A knock echoed against the door.

Lucien didn't react immediately.

"Enter."

The doors to the suite burst open before I could find a retort.

One of his men stepped in—tall, composed… but there was something off. Something tight in his posture.

"Signore," he rasped. "This was left at the north gate. No prints. No signature. Just... this."

Lucien took the box, his expression shifting into something lethal. He opened it.

Inside, resting on a bed of white silk, was a silver charm bracelet. A small, dented violin charm hung from the center.

My heart stopped. Leo.

Lucien didn't say a word. He turned the box toward me. Tucked under the bracelet was a small, hand-written note on a piece of cardstock.

"Return what is mine, or I start sending him back to you piece by piece. 24 hours, Pet."

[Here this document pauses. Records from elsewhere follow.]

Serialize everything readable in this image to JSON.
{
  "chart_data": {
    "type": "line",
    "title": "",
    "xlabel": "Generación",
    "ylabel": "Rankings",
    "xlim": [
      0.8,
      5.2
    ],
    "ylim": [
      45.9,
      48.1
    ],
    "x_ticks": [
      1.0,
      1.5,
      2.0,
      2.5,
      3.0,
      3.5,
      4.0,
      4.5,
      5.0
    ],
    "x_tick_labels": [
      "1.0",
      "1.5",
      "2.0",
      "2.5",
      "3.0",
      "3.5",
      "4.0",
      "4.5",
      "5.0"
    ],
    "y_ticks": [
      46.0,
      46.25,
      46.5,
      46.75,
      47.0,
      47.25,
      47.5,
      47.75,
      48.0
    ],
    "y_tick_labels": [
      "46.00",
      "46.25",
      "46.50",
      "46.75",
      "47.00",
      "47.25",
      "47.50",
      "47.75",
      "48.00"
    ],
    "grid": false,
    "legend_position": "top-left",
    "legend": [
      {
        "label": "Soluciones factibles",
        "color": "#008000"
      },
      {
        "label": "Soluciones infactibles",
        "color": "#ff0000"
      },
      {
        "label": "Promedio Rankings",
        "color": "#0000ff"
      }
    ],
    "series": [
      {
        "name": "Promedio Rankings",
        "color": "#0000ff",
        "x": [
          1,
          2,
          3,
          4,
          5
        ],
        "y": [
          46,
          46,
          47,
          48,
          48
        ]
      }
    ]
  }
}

I wanted to scream. Viktor was here. He was in Italy?

Lucien closed the box with a definitive snap. The air around him suddenly felt charged, the shadows in the corners of the room lengthening as if responding to his rage. He didn't look at the guard. He looked at me, his hazel eyes darkening until they were almost black.

"It seems your past has come to my door, Charlène," he said, his voice dropping to a demonic register that vibrated in my very bones. "And I don't like people touching what belongs to me."